Troubleshooting DKAM Failed State#
There is a known issue where the DKAM may enter a failure state due to storage complications when deployed on-premises. The root cause is the persistent volume Claim (PVC) being provisioned with the openebs-hostpath storage class, which is not ideal for this setup. The recommended solution is to transition to the openebs-lvmpv storage class, which will be incorporated in a future release.
Check for DKAM Failed State#
Verify whether DKAM pod is in a Running or Failed state.

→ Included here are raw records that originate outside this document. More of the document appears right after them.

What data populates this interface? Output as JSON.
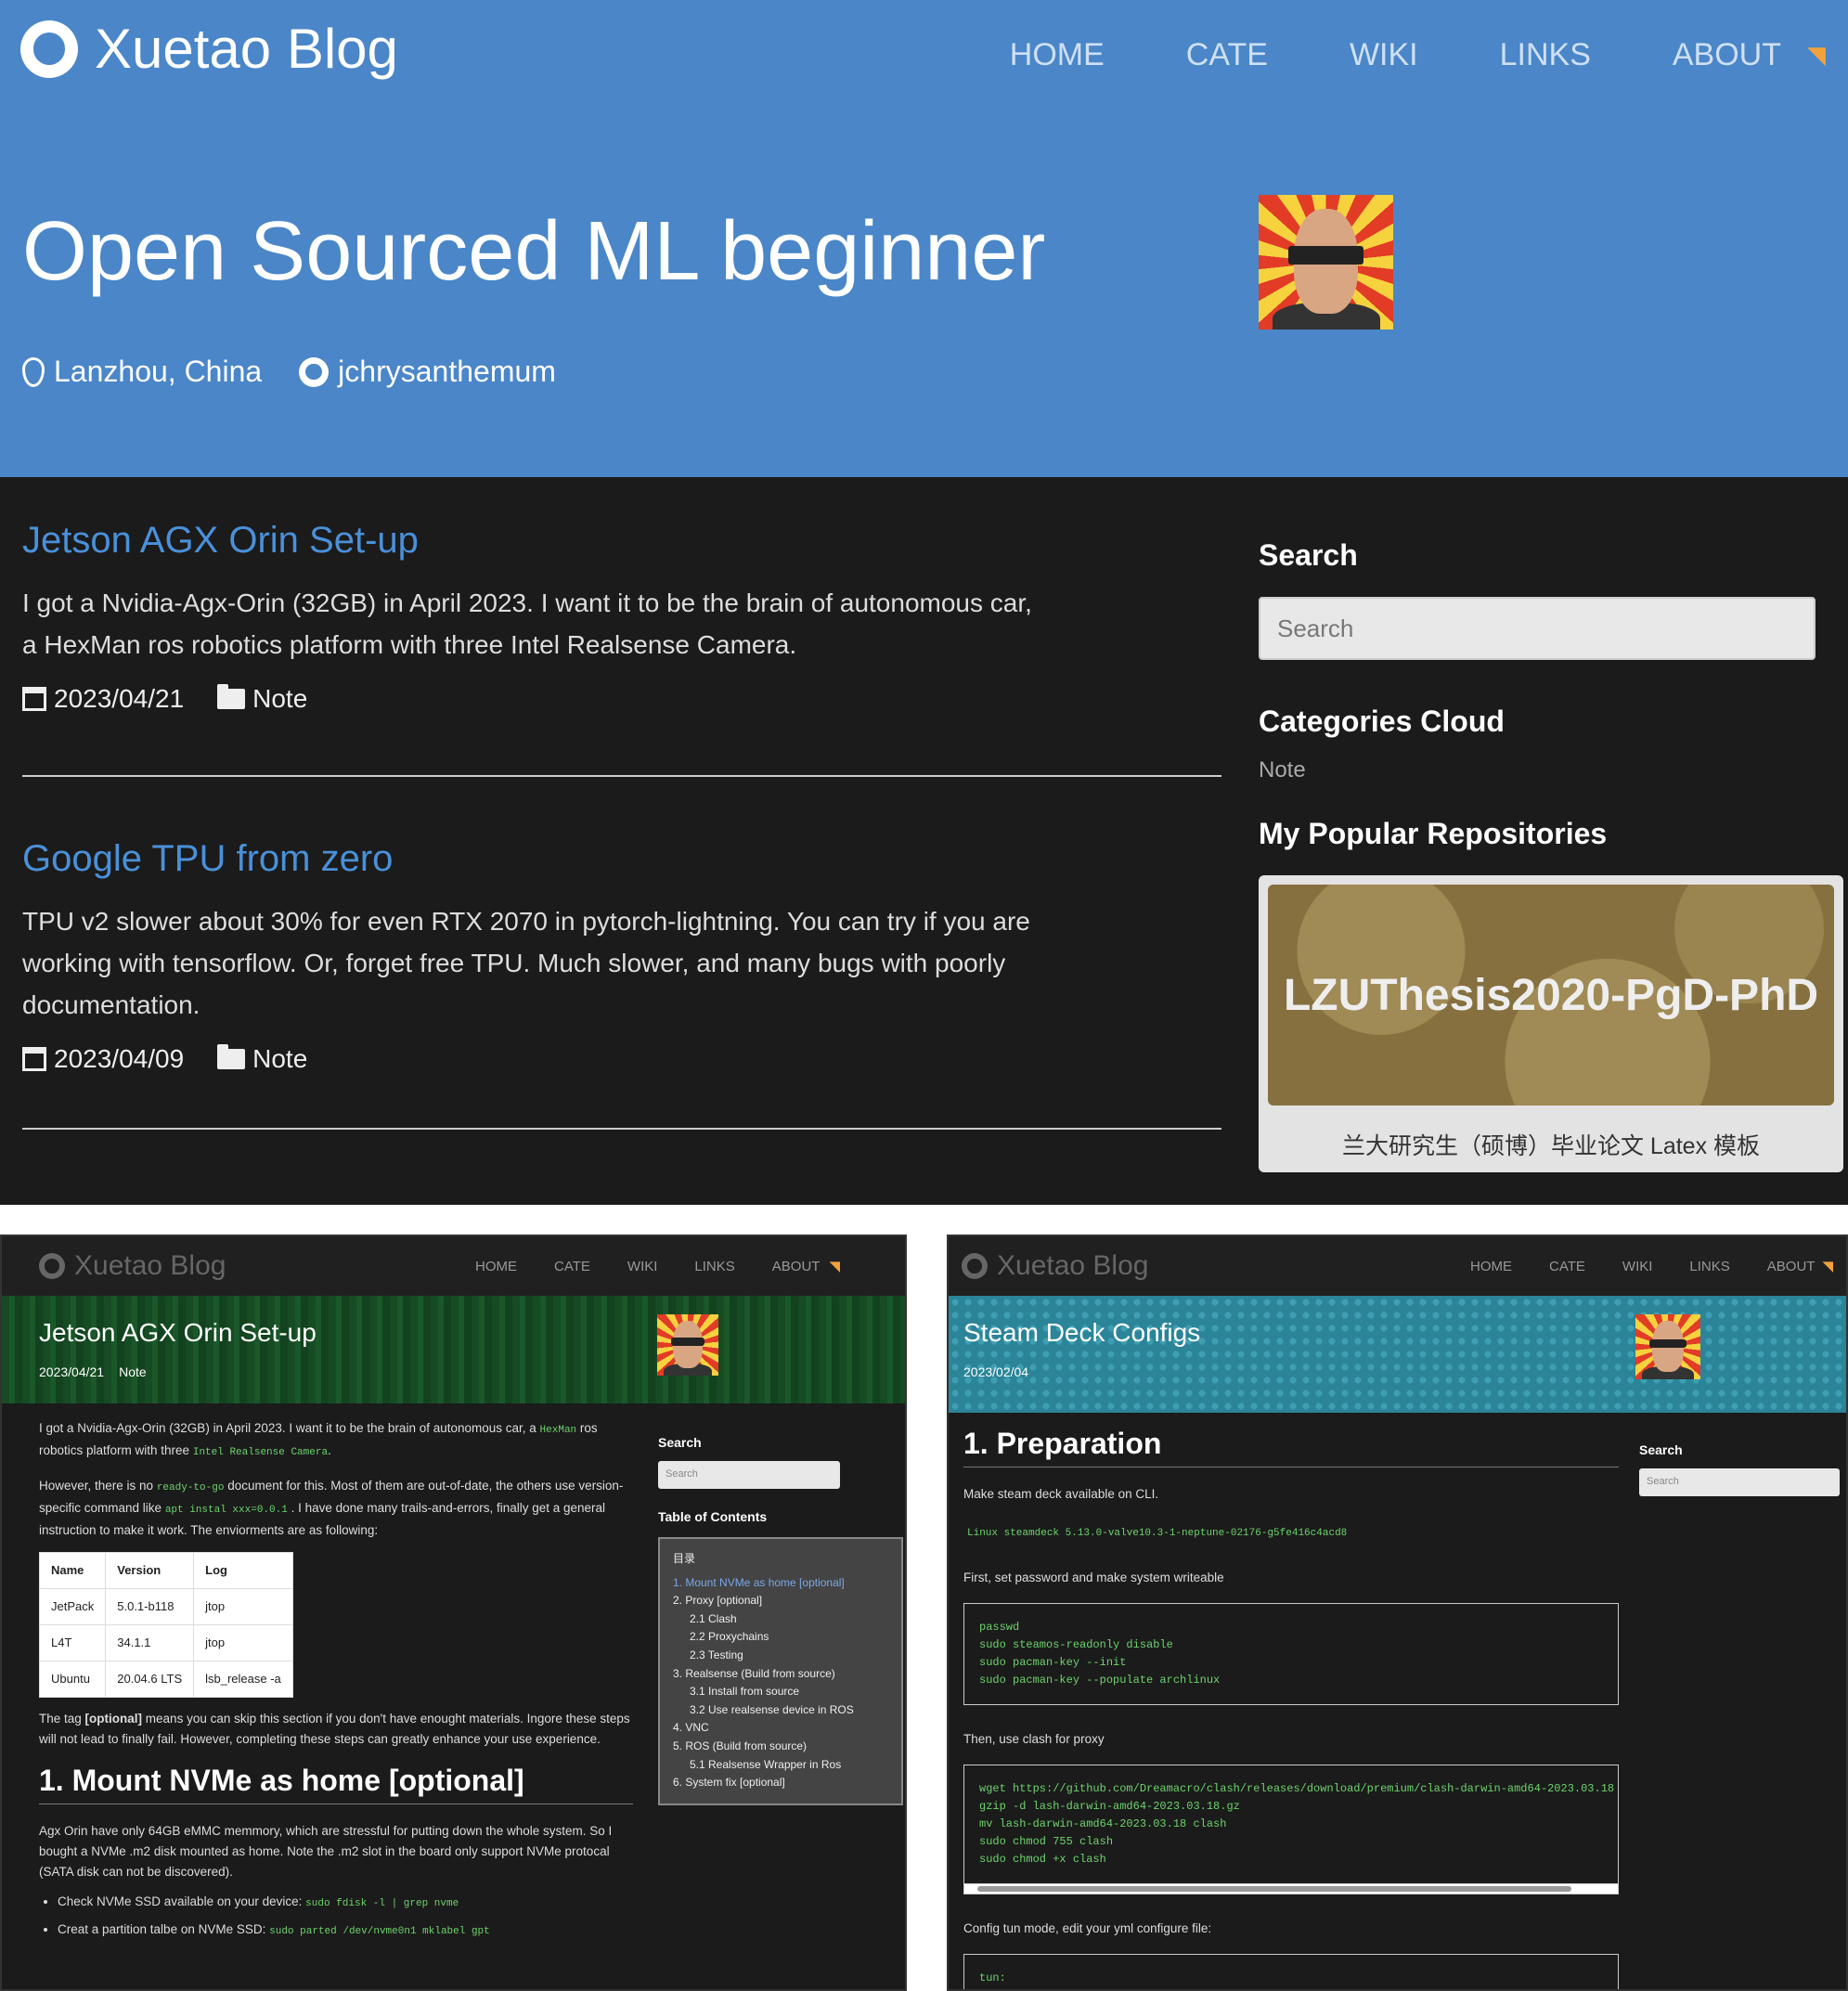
{
  "site": {
    "brand": "Xuetao Blog",
    "nav": [
      "HOME",
      "CATE",
      "WIKI",
      "LINKS",
      "ABOUT"
    ]
  },
  "hero": {
    "title": "Open Sourced ML beginner",
    "location": "Lanzhou, China",
    "github": "jchrysanthemum"
  },
  "posts": [
    {
      "title": "Jetson AGX Orin Set-up",
      "excerpt": "I got a Nvidia-Agx-Orin (32GB) in April 2023. I want it to be the brain of autonomous car, a HexMan ros robotics platform with three Intel Realsense Camera.",
      "date": "2023/04/21",
      "category": "Note"
    },
    {
      "title": "Google TPU from zero",
      "excerpt": "TPU v2 slower about 30% for even RTX 2070 in pytorch-lightning. You can try if you are working with tensorflow. Or, forget free TPU. Much slower, and many bugs with poorly documentation.",
      "date": "2023/04/09",
      "category": "Note"
    }
  ],
  "sidebar": {
    "search_title": "Search",
    "search_placeholder": "Search",
    "categories_title": "Categories Cloud",
    "category": "Note",
    "repos_title": "My Popular Repositories",
    "repo_name": "LZUThesis2020-PgD-PhD",
    "repo_desc": "兰大研究生（硕博）毕业论文 Latex 模板"
  },
  "shot1": {
    "title": "Jetson AGX Orin Set-up",
    "date": "2023/04/21",
    "category": "Note",
    "p1a": "I got a Nvidia-Agx-Orin (32GB) in April 2023. I want it to be the brain of autonomous car, a",
    "p1code1": "HexMan",
    "p1b": "ros robotics platform with three",
    "p1code2": "Intel Realsense Camera",
    "p1c": ".",
    "p2a": "However, there is no",
    "p2code1": "ready-to-go",
    "p2b": "document for this. Most of them are out-of-date, the others use version-specific command like",
    "p2code2": "apt instal xxx=0.0.1",
    "p2c": ". I have done many trails-and-errors, finally get a general instruction to make it work. The enviorments are as following:",
    "table_headers": [
      "Name",
      "Version",
      "Log"
    ],
    "table_rows": [
      [
        "JetPack",
        "5.0.1-b118",
        "jtop"
      ],
      [
        "L4T",
        "34.1.1",
        "jtop"
      ],
      [
        "Ubuntu",
        "20.04.6 LTS",
        "lsb_release -a"
      ]
    ],
    "p3a": "The tag",
    "p3bold": "[optional]",
    "p3b": "means you can skip this section if you don't have enought materials. Ingore these steps will not lead to finally fail. However, completing these steps can greatly enhance your use experience.",
    "h1": "1. Mount NVMe as home [optional]",
    "p4": "Agx Orin have only 64GB eMMC memmory, which are stressful for putting down the whole system. So I bought a NVMe .m2 disk mounted as home. Note the .m2 slot in the board only support NVMe protocal (SATA disk can not be discovered).",
    "li1": "Check NVMe SSD available on your device:",
    "li1code": "sudo fdisk -l | grep nvme",
    "li2": "Creat a partition talbe on NVMe SSD:",
    "li2code": "sudo parted /dev/nvme0n1 mklabel gpt",
    "search": "Search",
    "search_placeholder": "Search",
    "toc_title": "Table of Contents",
    "toc_head": "目录",
    "toc": [
      "1. Mount NVMe as home [optional]",
      "2. Proxy [optional]",
      "2.1 Clash",
      "2.2 Proxychains",
      "2.3 Testing",
      "3. Realsense (Build from source)",
      "3.1 Install from source",
      "3.2 Use realsense device in ROS",
      "4. VNC",
      "5. ROS (Build from source)",
      "5.1 Realsense Wrapper in Ros",
      "6. System fix [optional]"
    ]
  },
  "shot2": {
    "title": "Steam Deck Configs",
    "date": "2023/02/04",
    "h1": "1. Preparation",
    "p1": "Make steam deck available on CLI.",
    "code1": "Linux steamdeck 5.13.0-valve10.3-1-neptune-02176-g5fe416c4acd8",
    "p2": "First, set password and make system writeable",
    "code2": "passwd\nsudo steamos-readonly disable\nsudo pacman-key --init\nsudo pacman-key --populate archlinux",
    "p3": "Then, use clash for proxy",
    "code3": "wget https://github.com/Dreamacro/clash/releases/download/premium/clash-darwin-amd64-2023.03.18\ngzip -d lash-darwin-amd64-2023.03.18.gz\nmv lash-darwin-amd64-2023.03.18 clash\nsudo chmod 755 clash\nsudo chmod +x clash",
    "p4": "Config tun mode, edit your yml configure file:",
    "code4": "tun:\n  enable: true",
    "search": "Search",
    "search_placeholder": "Search"
  }
}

Run the commands below to verify Failed state:
$ kubectl get pods -n orch-infra | grep dkam orch-infra mi-dkam-867d9bd977-qk8cb 2/2 Failed 21 (43m ago) 3d23h $ kubectl get pvc -A | grep dkam-pvc orch-infra dkam-pvc Pending $ kubectl describe pod mi-dkam-867d9bd977-qk8cb -n orch-infra Warning Failed 30s kubelet, node-01 Failed to start container with id xxxxxxxx on node node-01: Error response from daemon: {Reason of the failure}
Workaround to Resolve the Issue#
If the DKAM fails to start because it cannot acquire the necessary PVC, administrators are advised to implement one of these temporary workarounds. The DKAM should restart and reach a Running state after this workaround.
Option 1#
Remove the filesystem contents within the OpenEBS local directory using the following command. This will delete all files and directories under /var/openebs/local/:
rm -rf /var/openebs/local/*
Note
Workaround involves operations that can lead to data loss. It is crucial to ensure that data is backed up appropriately before proceeding. After applying either of these workarounds, a restart of the DKAM service will re-initiate the PVC acquisition process.